Cosa pensare allora di quelli che come me a volte, in spregio a tanta saggezza, decidono di accettare il confronto con la tempesta, per il gusto di tendere se possibile la corda dei propri limiti qualche centimetro più in là, per provare una gioia effimera di pochi minuti, sollevati dal vento sopra le onde, mettendo a prova la resistenza della barca, le capacità dell’equipaggio e cercando di prevalere su probabilità sfavorevoli, così da tornare alla fine a terra più ricchi solo di aria nelle orecchie, di quel soffio che non lascia gloria.
Questo è un mio difetto grosso, oggi lo affido a questo pensatoio sperando che vedendolo manifesto, possa ricavarne la ripulsa sufficiente a sfuggirlo in futuro, sì da perseguire su rotta contraria lo Spirito.

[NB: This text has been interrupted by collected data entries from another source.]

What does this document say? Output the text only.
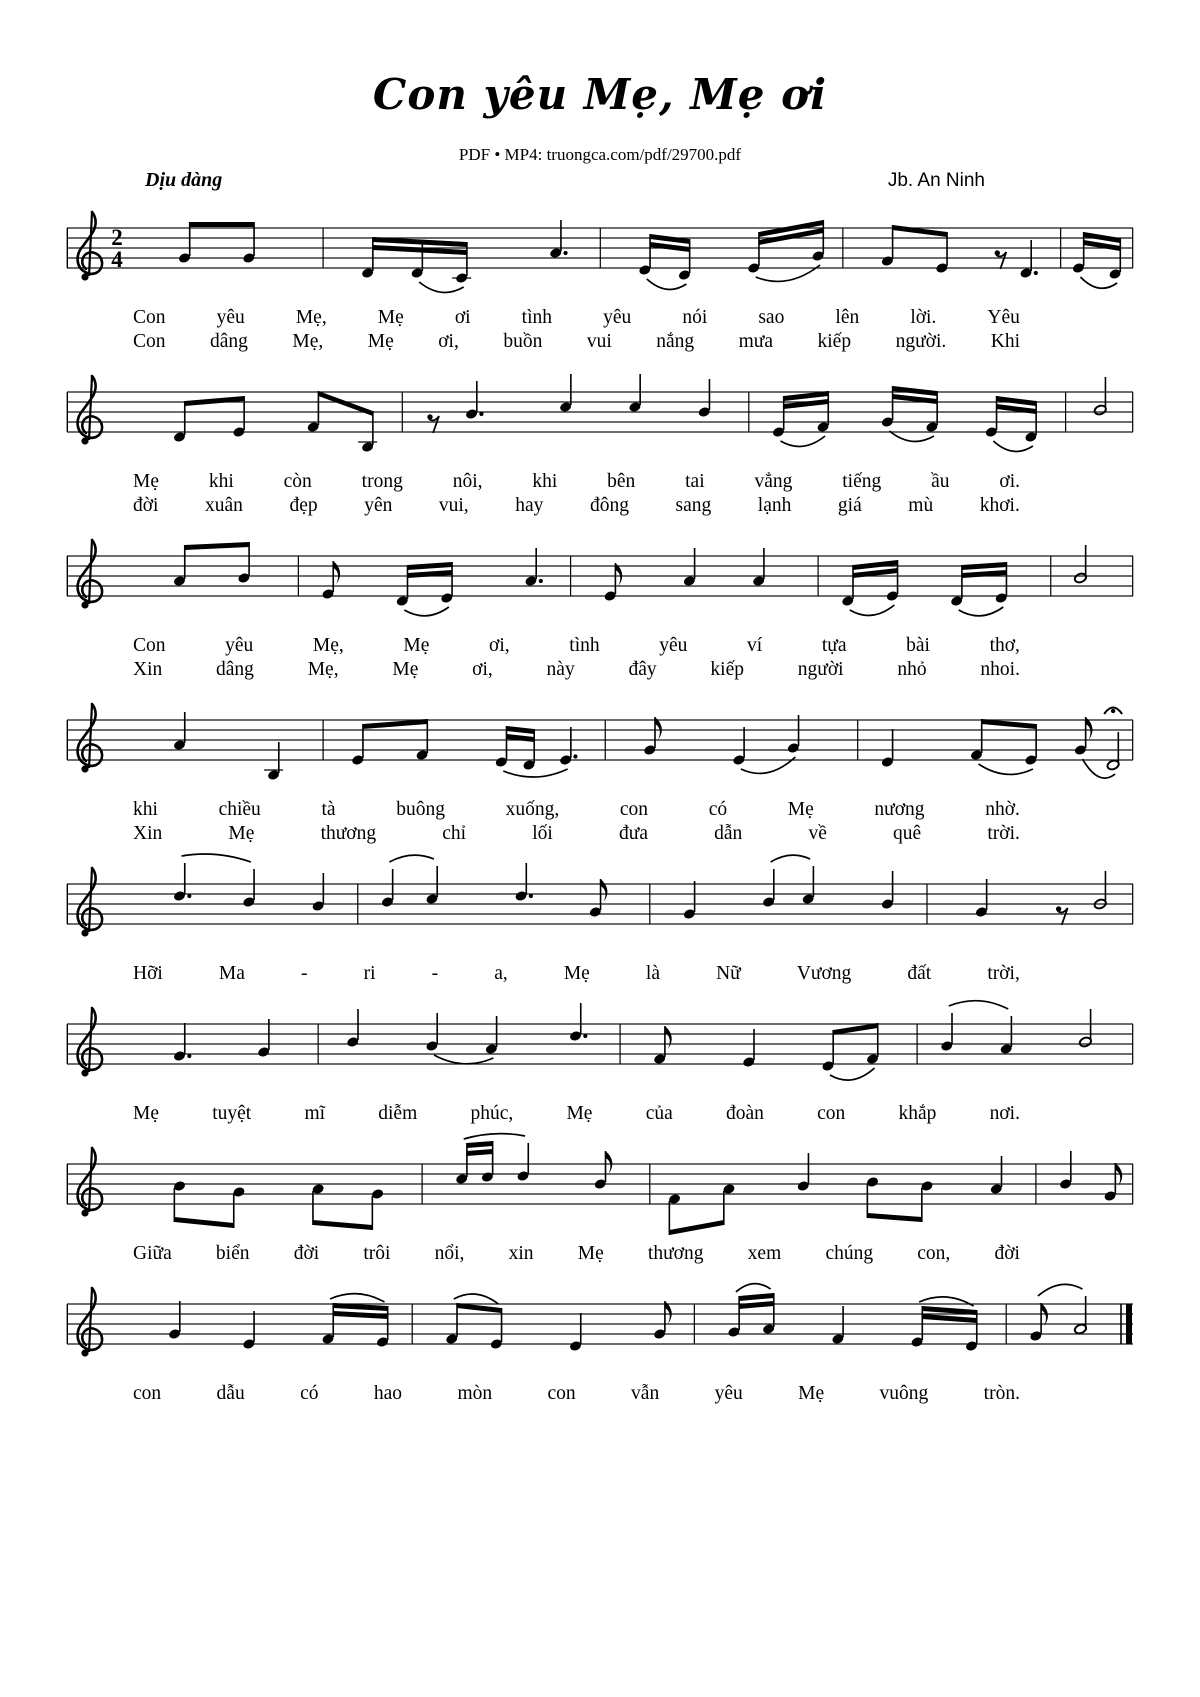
Con yêu Mẹ, Mẹ ơi
PDF • MP4: truongca.com/pdf/29700.pdf
Dịu dàng	Jb. An Ninh
2
4
Con	yêu	Mẹ,	Mẹ	ơi	tình	yêu	nói	sao	lên	lời.	Yêu
Con dâng Mẹ, Mẹ ơi, buồn vui nắng mưa kiếp người. Khi
Mẹ	khi	còn	trong	nôi,	khi	bên	tai	vẳng	tiếng	ầu	ơi.
đời xuân đẹp yên vui, hay đông sang lạnh giá mù khơi.
Con	yêu	Mẹ,	Mẹ	ơi,	tình	yêu	ví	tựa	bài	thơ,
Xin	dâng	Mẹ,	Mẹ	ơi,	này	đây	kiếp	người	nhỏ	nhoi.
khi	chiều	tà	buông	xuống,	con	có	Mẹ	nương	nhờ.
Xin	Mẹ	thương	chỉ	lối	đưa	dẫn	về	quê	trời.
Hỡi	Ma	-	ri	-	a,	Mẹ	là	Nữ	Vương	đất	trời,
Mẹ	tuyệt	mĩ	diễm	phúc,	Mẹ	của	đoàn	con	khắp	nơi.
Giữa biển đời trôi nổi, xin Mẹ thương xem chúng con, đời
con	dẫu	có	hao	mòn	con	vẫn	yêu	Mẹ	vuông	tròn.
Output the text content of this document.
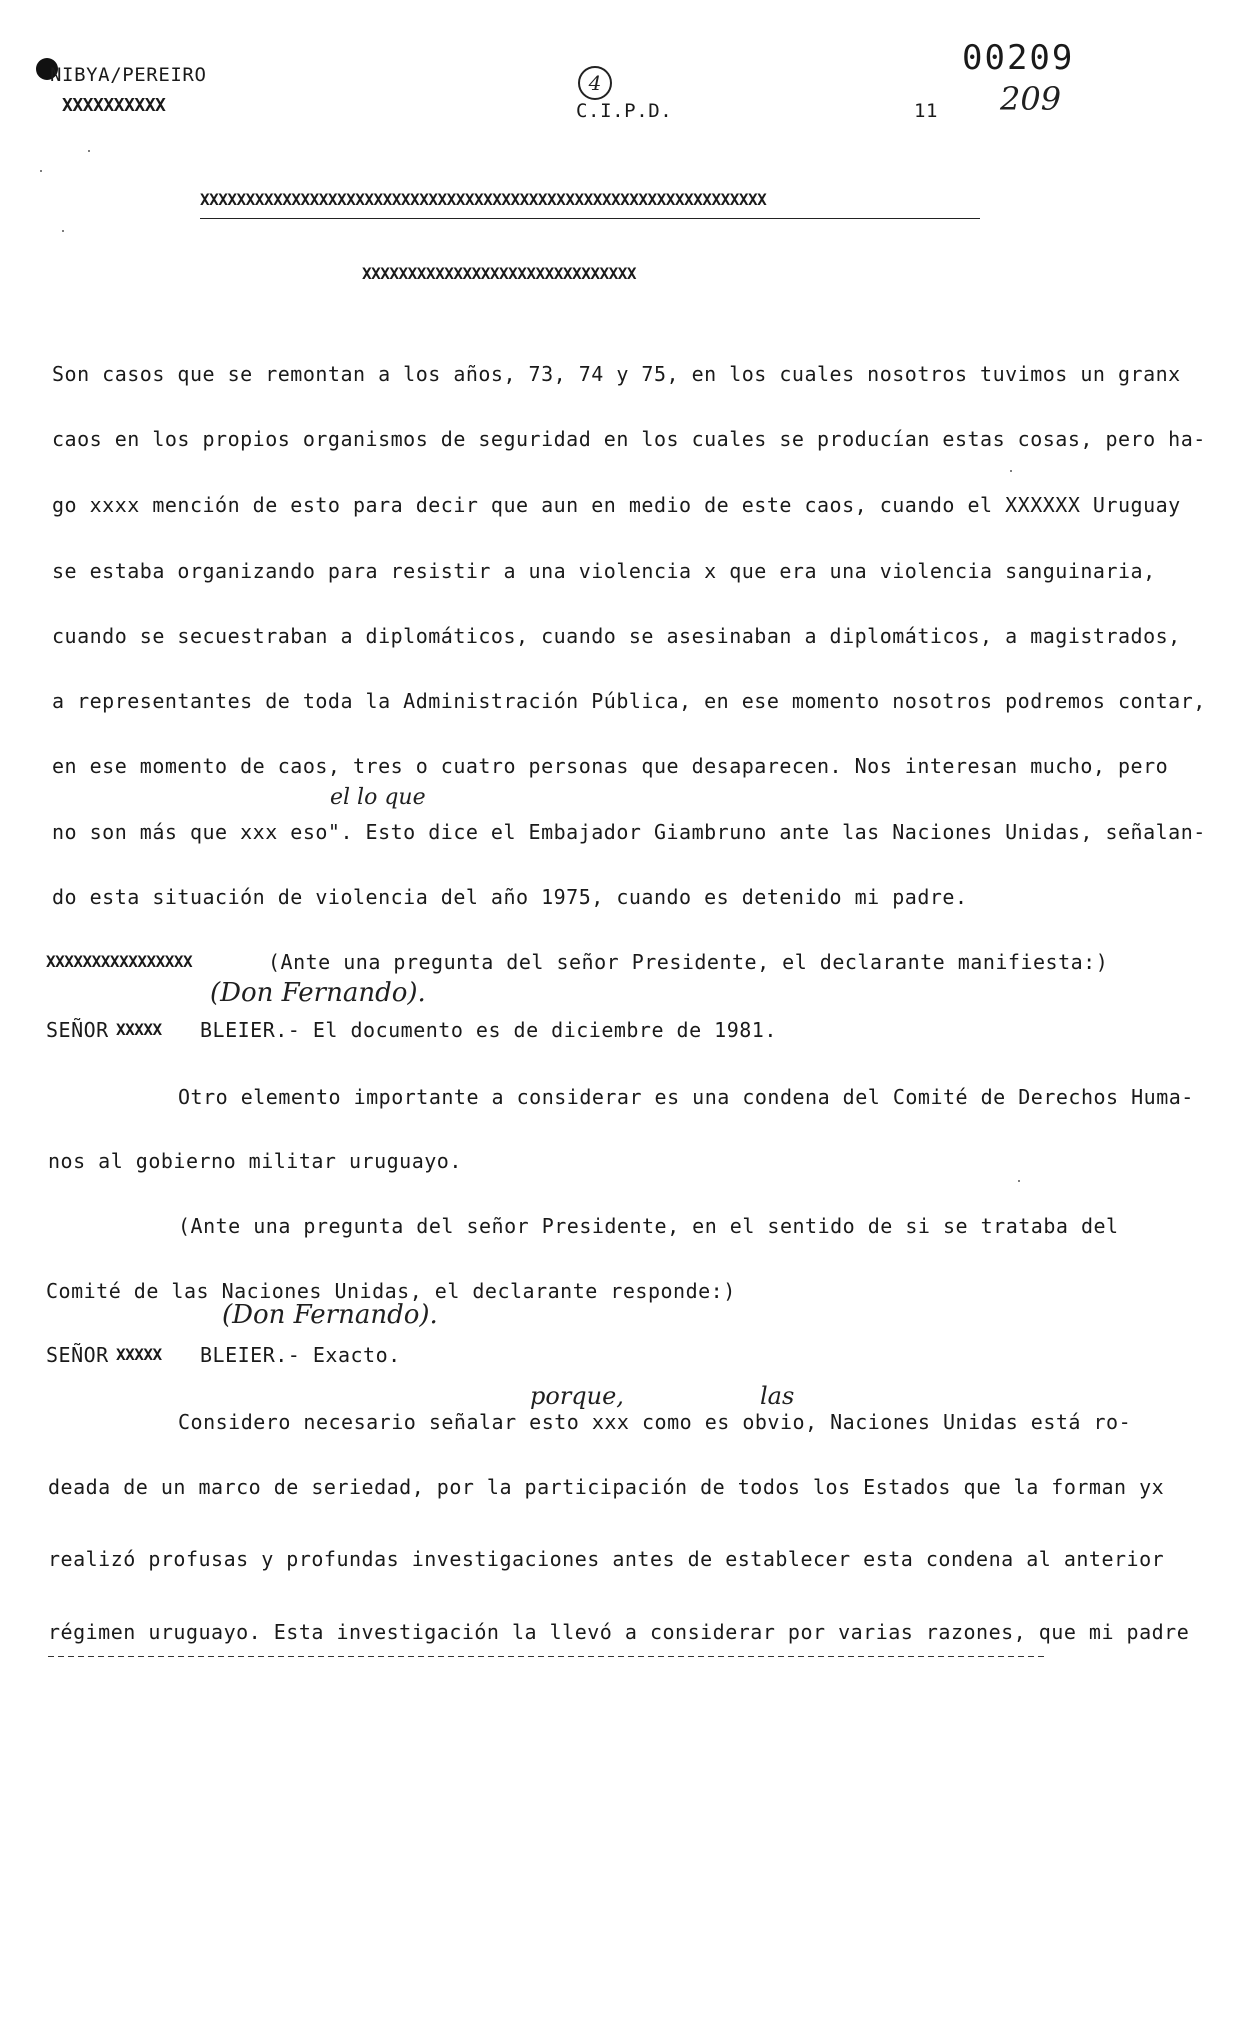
NIBYA/PEREIRO
XXXXXXXXXX
4
C.I.P.D.	11
00209
209
XXXXXXXXXXXXXXXXXXXXXXXXXXXXXXXXXXXXXXXXXXXXXXXXXXXXXXXXXXXXXX
XXXXXXXXXXXXXXXXXXXXXXXXXXXXXX
Son casos que se remontan a los años, 73, 74 y 75, en los cuales nosotros tuvimos un granx
caos en los propios organismos de seguridad en los cuales se producían estas cosas, pero ha-
go xxxx mención de esto para decir que aun en medio de este caos, cuando el XXXXXX Uruguay
se estaba organizando para resistir a una violencia x que era una violencia sanguinaria,
cuando se secuestraban a diplomáticos, cuando se asesinaban a diplomáticos, a magistrados,
a representantes de toda la Administración Pública, en ese momento nosotros podremos contar,
en ese momento de caos, tres o cuatro personas que desaparecen. Nos interesan mucho, pero
el lo que
no son más que xxx eso". Esto dice el Embajador Giambruno ante las Naciones Unidas, señalan-
do esta situación de violencia del año 1975, cuando es detenido mi padre.
XXXXXXXXXXXXXXXX	(Ante una pregunta del señor Presidente, el declarante manifiesta:)
(Don Fernando).
SEÑOR XXXXX BLEIER.- El documento es de diciembre de 1981.
Otro elemento importante a considerar es una condena del Comité de Derechos Huma-
nos al gobierno militar uruguayo.
(Ante una pregunta del señor Presidente, en el sentido de si se trataba del
Comité de las Naciones Unidas, el declarante responde:)
(Don Fernando).
SEÑOR XXXXX BLEIER.- Exacto.
porque,	las
Considero necesario señalar esto xxx como es obvio, Naciones Unidas está ro-
deada de un marco de seriedad, por la participación de todos los Estados que la forman yx
realizó profusas y profundas investigaciones antes de establecer esta condena al anterior
régimen uruguayo. Esta investigación la llevó a considerar por varias razones, que mi padre
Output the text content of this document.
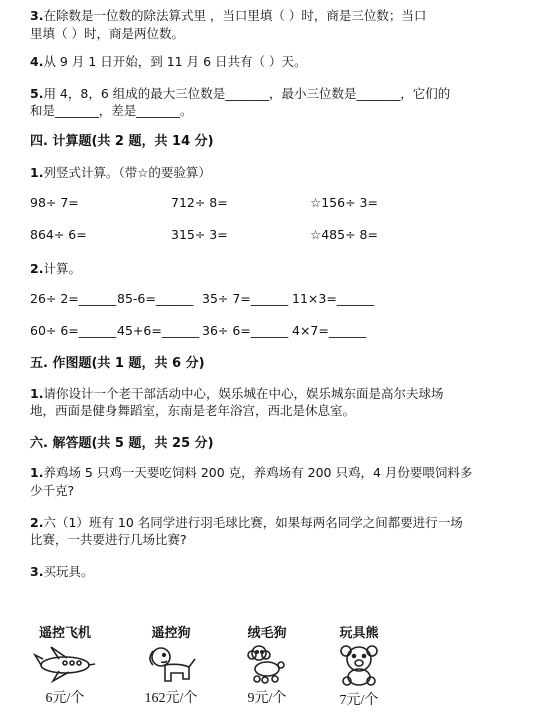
3.在除数是一位数的除法算式里 ，当口里填（ ）时，商是三位数；当口
里填（ ）时，商是两位数。
4.从 9 月 1 日开始，到 11 月 6 日共有（ ）天。
5.用 4，8，6 组成的最大三位数是_______，最小三位数是_______，它们的
和是_______，差是_______。
四. 计算题(共 2 题，共 14 分)
1.列竖式计算。（带☆的要验算）
98÷ 7=	712÷ 8=	☆156÷ 3=
864÷ 6=	315÷ 3=	☆485÷ 8=
2.计算。
26÷ 2=______ 85-6=______ 35÷ 7=______ 11×3=______
60÷ 6=______ 45+6=______ 36÷ 6=______ 4×7=______
五. 作图题(共 1 题，共 6 分)
1.请你设计一个老干部活动中心，娱乐城在中心，娱乐城东面是高尔夫球场
地，西面是健身舞蹈室，东南是老年浴宫，西北是休息室。
六. 解答题(共 5 题，共 25 分)
1.养鸡场 5 只鸡一天要吃饲料 200 克，养鸡场有 200 只鸡，4 月份要喂饲料多
少千克?
2.六（1）班有 10 名同学进行羽毛球比赛，如果每两名同学之间都要进行一场
比赛，一共要进行几场比赛?
3.买玩具。
遥控飞机
6元/个
遥控狗
162元/个
绒毛狗
9元/个
玩具熊
7元/个
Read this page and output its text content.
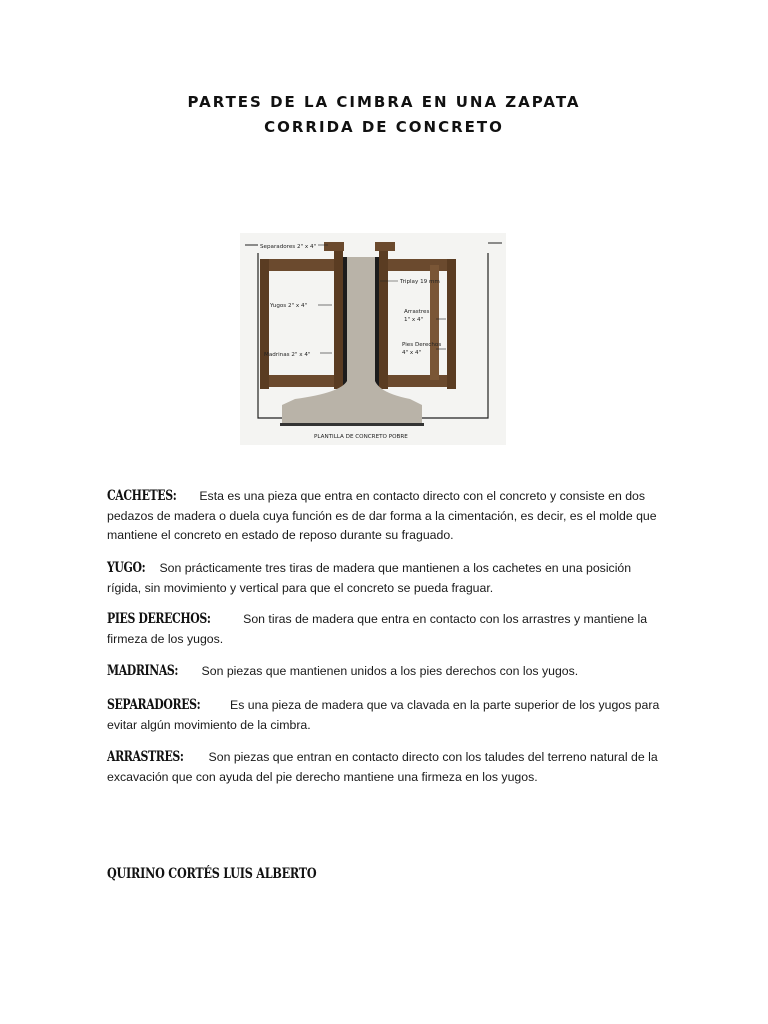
PARTES DE LA CIMBRA EN UNA ZAPATA
CORRIDA DE CONCRETO
Separadores 2" x 4"
Yugos 2" x 4"
Madrinas 2" x 4"
Triplay 19 mm
Arrastres
1" x 4"
Pies Derechos
4" x 4"
PLANTILLA DE CONCRETO POBRE
CACHETES: Esta es una pieza que entra en contacto directo con el concreto y consiste en dos pedazos de madera o duela cuya función es de dar forma a la cimentación, es decir, es el molde que mantiene el concreto en estado de reposo durante su fraguado.
YUGO: Son prácticamente tres tiras de madera que mantienen a los cachetes en una posición rígida, sin movimiento y vertical para que el concreto se pueda fraguar.
PIES DERECHOS:	Son tiras de madera que entra en contacto con los arrastres y mantiene la firmeza de los yugos.
MADRINAS: Son piezas que mantienen unidos a los pies derechos con los yugos.
SEPARADORES: Es una pieza de madera que va clavada en la parte superior de los yugos para evitar algún movimiento de la cimbra.
ARRASTRES: Son piezas que entran en contacto directo con los taludes del terreno natural de la excavación que con ayuda del pie derecho mantiene una firmeza en los yugos.
QUIRINO CORTÉS LUIS ALBERTO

In giorni diversi ho pensato di poter essere io a perdonare il mare; ma questa mattina, di fronte a maestosi flutti d’Inverno, ed ora con questa foto sbiadita nella mani, capisco che invece posso solo implorare la sua misericordia e scoprire l’amore che c’è nella severità e nel rigore del Furiano, un amore al quale cedere come ad una carezza, mentre il mugghio del vento sembra sussurrare: Vasileia ton Ouranon.